The Mighty Protector
All mothers have a natural maternal instinct to protect their children but this one has taken this a couple of notches higher. She feels the need to protect her children from her former spouse and from you the stepmom. Usually this is a reaction from the fear that you will interfere with her role as mom. Signs of an overly protective mother include change or total cancellation of visitation rights thus limiting the contact between you and her children. She may even sabotage your relationship with the children or even your partner by badmouthing you in front of the kids, your partner and even straight up in your face.

For this kind of mother, its important for the stepmom to communicate verbally and through her actions the “No Threat message” To learn how to do this skillfully read my past blog post Meet your Ex-in-Law:Part 2 dealing with the challenges

The Smother Mom
Her entire identity stems from being a mother and this in turn compels her to make herself the center of every single facet of their children’s lives. This mother has trouble cutting the apron strings and smother their children with parental affection and authority. She is controlling and needs to be needed by her children. She may appear to be involved and cooperative when it comes to shared parenting tasks but she is actually just passive aggressive.

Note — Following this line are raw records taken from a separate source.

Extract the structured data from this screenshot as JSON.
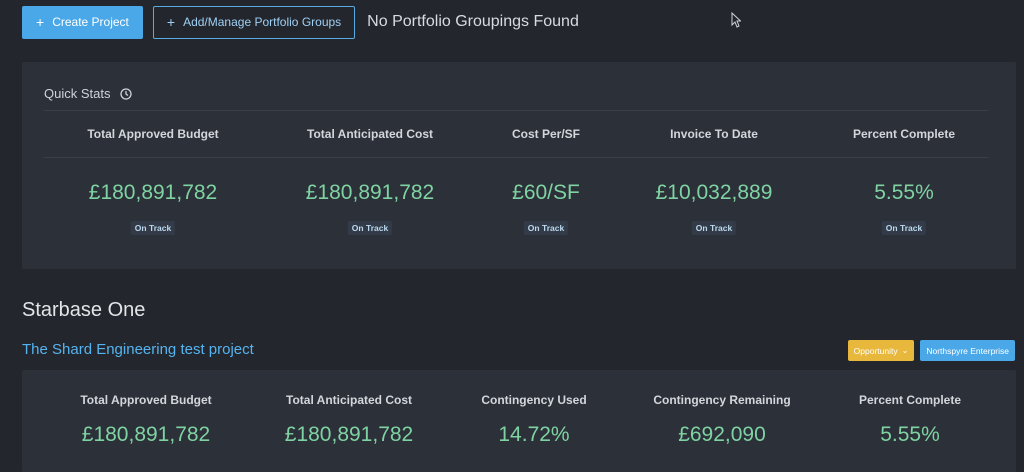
{
  "toolbar": {
    "create_project_label": "Create Project",
    "manage_groups_label": "Add/Manage Portfolio Groups",
    "status_text": "No Portfolio Groupings Found"
  },
  "quick_stats": {
    "title": "Quick Stats",
    "stats": [
      {
        "label": "Total Approved Budget",
        "value": "£180,891,782",
        "badge": "On Track"
      },
      {
        "label": "Total Anticipated Cost",
        "value": "£180,891,782",
        "badge": "On Track"
      },
      {
        "label": "Cost Per/SF",
        "value": "£60/SF",
        "badge": "On Track"
      },
      {
        "label": "Invoice To Date",
        "value": "£10,032,889",
        "badge": "On Track"
      },
      {
        "label": "Percent Complete",
        "value": "5.55%",
        "badge": "On Track"
      }
    ]
  },
  "portfolio": {
    "title": "Starbase One",
    "project": {
      "name": "The Shard Engineering test project",
      "stage_tag": "Opportunity",
      "org_tag": "Northspyre Enterprise",
      "stats": [
        {
          "label": "Total Approved Budget",
          "value": "£180,891,782"
        },
        {
          "label": "Total Anticipated Cost",
          "value": "£180,891,782"
        },
        {
          "label": "Contingency Used",
          "value": "14.72%"
        },
        {
          "label": "Contingency Remaining",
          "value": "£692,090"
        },
        {
          "label": "Percent Complete",
          "value": "5.55%"
        }
      ]
    }
  },
  "colors": {
    "accent": "#4aa8e8",
    "positive_value": "#7fd3a2",
    "opportunity": "#e8b83d"
  }
}
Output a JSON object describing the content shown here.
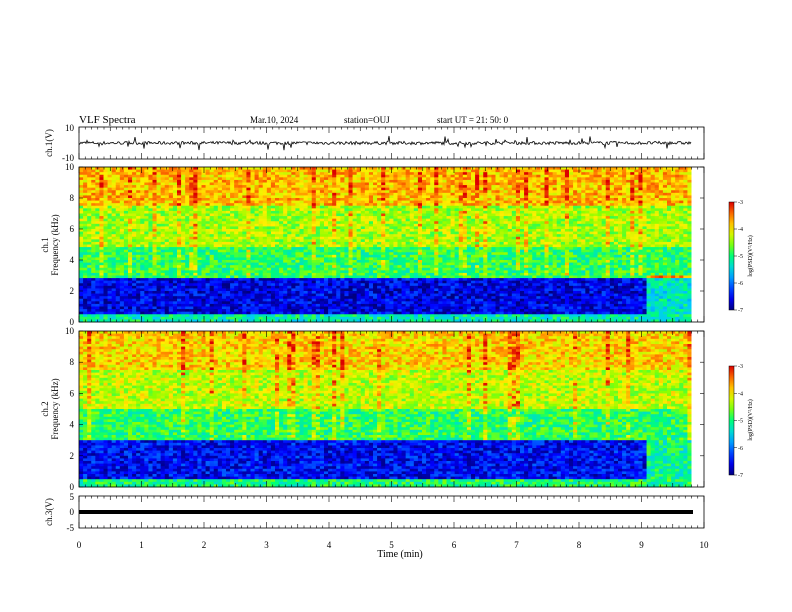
{
  "header": {
    "title": "VLF Spectra",
    "date": "Mar.10, 2024",
    "station": "station=OUJ",
    "start": "start  UT  =   21: 50: 0"
  },
  "chart_data": [
    {
      "type": "line",
      "panel": "ch1-waveform",
      "ylabel": "ch.1(V)",
      "ylim": [
        -10,
        10
      ],
      "yticks": [
        "10",
        "-10"
      ],
      "xlim": [
        0,
        10
      ],
      "baseline": 0,
      "description_values": {
        "typical_amplitude": 1.0,
        "spike_amplitude": 4.5
      },
      "color": "#000000"
    },
    {
      "type": "heatmap",
      "panel": "ch1-spectrogram",
      "ylabel": [
        "ch.1",
        "Frequency (kHz)"
      ],
      "ylim": [
        0,
        10
      ],
      "yticks": [
        "0",
        "2",
        "4",
        "6",
        "8",
        "10"
      ],
      "xlim": [
        0,
        9.8
      ],
      "colorbar": {
        "label": "log(PSD)(V²/Hz)",
        "range": [
          -7,
          -3
        ],
        "ticks": [
          "-3",
          "-4",
          "-5",
          "-6",
          "-7"
        ]
      },
      "bands": [
        {
          "f0": 0,
          "f1": 0.5,
          "level": -5.2
        },
        {
          "f0": 0.5,
          "f1": 2.8,
          "level": -6.6
        },
        {
          "f0": 2.8,
          "f1": 4.8,
          "level": -4.9
        },
        {
          "f0": 4.8,
          "f1": 7.5,
          "level": -4.4
        },
        {
          "f0": 7.5,
          "f1": 10,
          "level": -3.8
        }
      ]
    },
    {
      "type": "heatmap",
      "panel": "ch2-spectrogram",
      "ylabel": [
        "ch.2",
        "Frequency (kHz)"
      ],
      "ylim": [
        0,
        10
      ],
      "yticks": [
        "0",
        "2",
        "4",
        "6",
        "8",
        "10"
      ],
      "xlim": [
        0,
        9.8
      ],
      "colorbar": {
        "label": "log(PSD)(V²/Hz)",
        "range": [
          -7,
          -3
        ],
        "ticks": [
          "-3",
          "-4",
          "-5",
          "-6",
          "-7"
        ]
      },
      "bands": [
        {
          "f0": 0,
          "f1": 0.5,
          "level": -5.0
        },
        {
          "f0": 0.5,
          "f1": 3.0,
          "level": -6.5
        },
        {
          "f0": 3.0,
          "f1": 5.0,
          "level": -4.9
        },
        {
          "f0": 5.0,
          "f1": 7.5,
          "level": -4.3
        },
        {
          "f0": 7.5,
          "f1": 10,
          "level": -3.9
        }
      ]
    },
    {
      "type": "line",
      "panel": "ch3-waveform",
      "ylabel": "ch.3(V)",
      "ylim": [
        -5,
        5
      ],
      "yticks": [
        "5",
        "0",
        "-5"
      ],
      "xlim": [
        0,
        9.8
      ],
      "values_constant": -0.2,
      "color": "#000000"
    }
  ],
  "xaxis": {
    "label": "Time (min)",
    "ticks": [
      "0",
      "1",
      "2",
      "3",
      "4",
      "5",
      "6",
      "7",
      "8",
      "9",
      "10"
    ],
    "range": [
      0,
      10
    ]
  }
}
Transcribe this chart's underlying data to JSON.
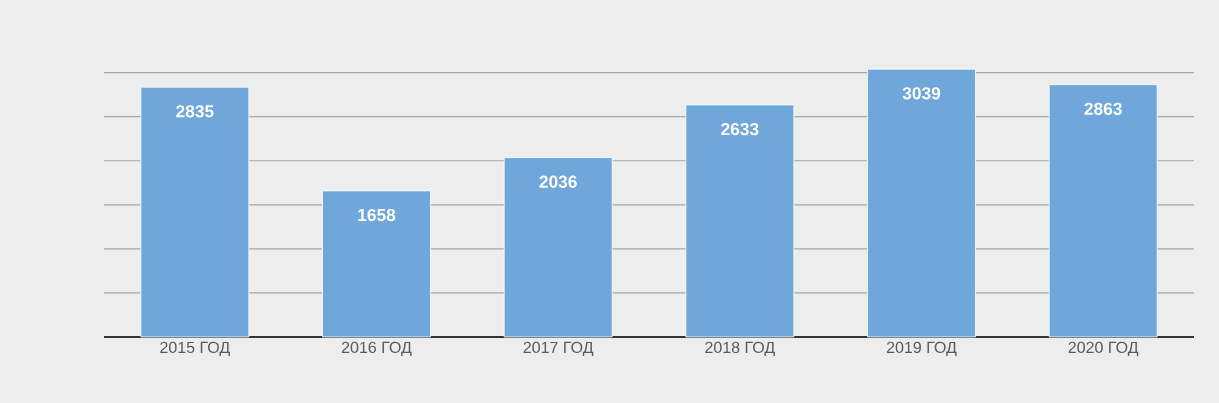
{
  "chart_data": {
    "type": "bar",
    "categories": [
      "2015 ГОД",
      "2016 ГОД",
      "2017 ГОД",
      "2018 ГОД",
      "2019 ГОД",
      "2020 ГОД"
    ],
    "values": [
      2835,
      1658,
      2036,
      2633,
      3039,
      2863
    ],
    "color": "#6fa7db",
    "grid": "y",
    "tick_labels": "x",
    "data_labels": true
  }
}
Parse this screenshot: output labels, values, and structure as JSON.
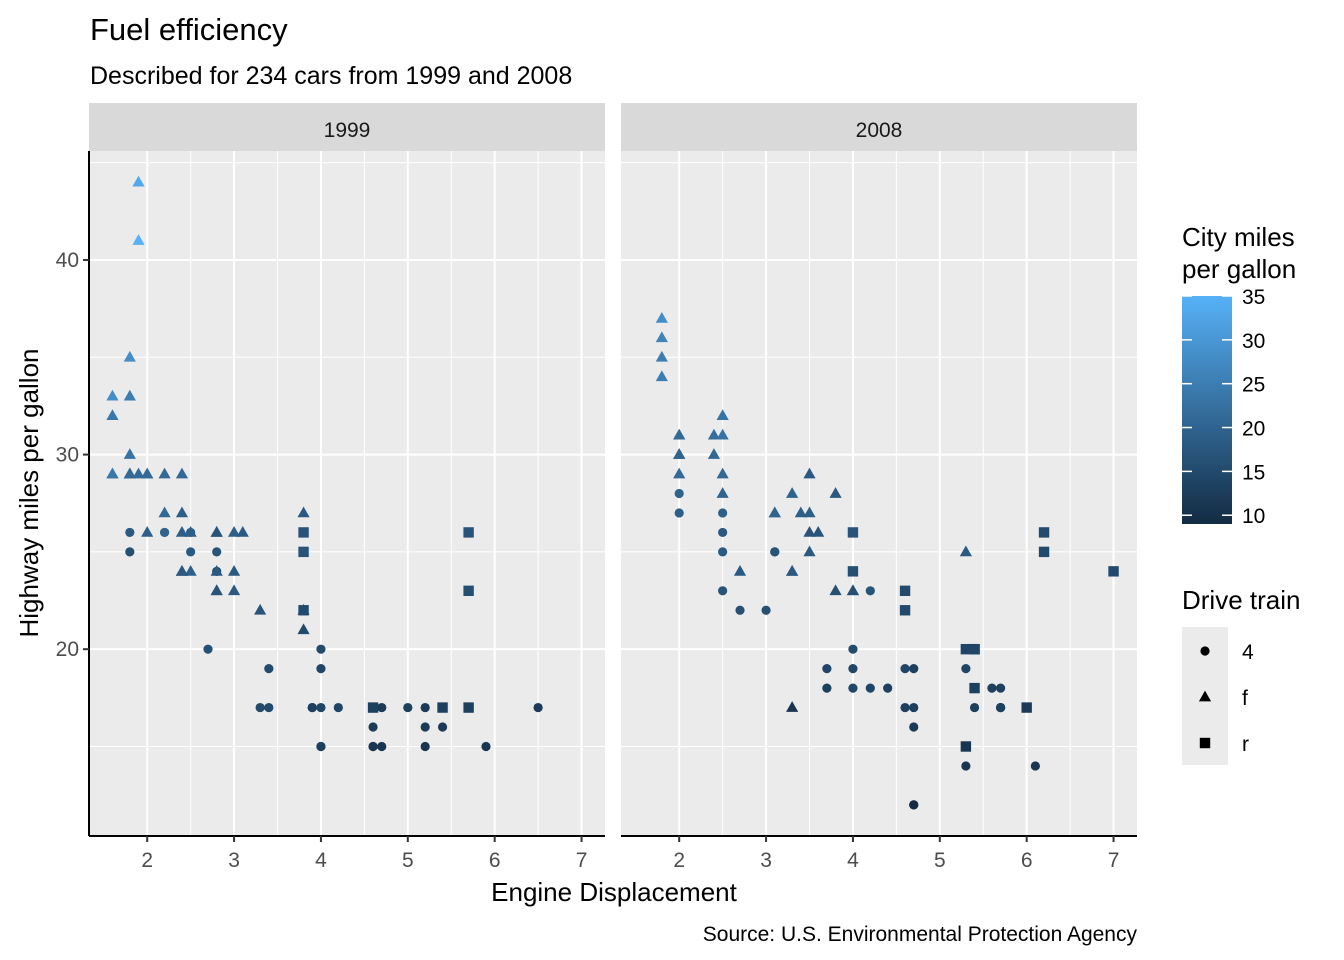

Not all children may agree to her style but at least one will. This is the kind of child who will not accept you openly because this screams betrayal to their mother so keep your eyes peeled for this one. Don’t take it personally if you notice this with your stepchildren, its not a rejection of you as a person.

The Stone cold mom
There is no winning with this one. She completely ignores you and lives like you do not exist. She will not communicate with you in any way neither will she be willing to work with you. The best way to deal with her is to distance yourself with respect. Should the children talk ab
out their mother or the other home, listen and do not criticize or condemn her even if you may not agree with her strategy or parenting style. Always remember that blood is thicker than water and accept that your spouse will be the communication link between your family and the other home.

Whether you are a stepmom or a bio mom remember that its not a competition and a little R.E.S.P.E.C.T goes a long way.